Roger Rosenblatt, Distinguished Professor of English and Writing at Stony Brook University’s Southampton Arts campus, was interviewed by Jeffrey Brown on PBS Newshour on February 21. The topic of the interview was Rosenblatt’s latest book, Kayak Morning: Reflections on Love, Grief and Small Boats, published in January as a follow-up to his earlier book, Making Toast, written two-and-a-half years ago after his daughter Amy died and he and his wife moved to Bethesda, Maryland, to help care for her three young children.

Rosenblatt, who has been commuting from Bethesda to teach in the MFA in Creative Writing and Literature program at the Southampton campus and at the program’s Manhattan campus, will once again be teaching during the 2012 Southampton Arts Summer, formerly known as the Southampton Writers Conference.

From July 18 to 29, he will be leading a workshop in Southampton on The Memoir, in which students will progress toward writing their memoirs by doing a number of exercises dealing with the nature of memory, the unearthing of the past, and the understanding of life as art. For information and application guidelines, visit stonybrook.edu/mfa/summer.

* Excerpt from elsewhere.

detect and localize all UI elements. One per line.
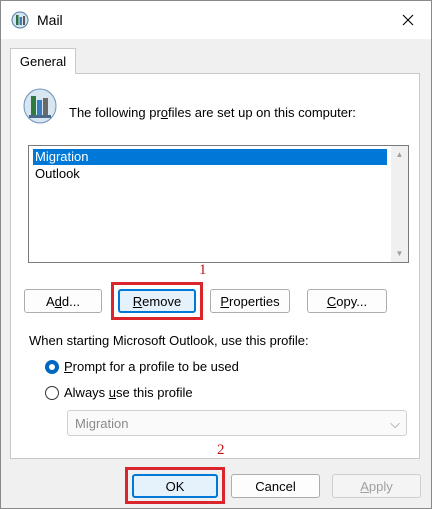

Beyond the PBS Newshour interview, Kayak Morning has been receiving a lot of attention. In The New York Times Sunday Book Review of January 6, Donna Rifkind wrote, in her very favorable review, that the book is “not a memoir but a meditation — an expression of the formal feeling that follows great pain — and it’s not so much about grief as about grief’s evolution over time.”

And, in the January issue of Esquire, the publication of Kayak Morning was the first entry and scored near the top of the Man at His Best This Month scale.

Rosenblatt’s essays for Time magazine and PBS have won two George Polk Awards, the Peabody and the Emmy. He is the author of six Off-Broadway plays and 14 books, including his guide to the art and craft of writing, Unless It Moves the Human Heart, which detailed the progress of one of his classes at Stony Brook Southampton, and the national bestsellers Lapham RisingRules for Aging, and Children of War, which won the Robert F. Kennedy Book Prize and was a finalist for the National Book Critics Circle Award.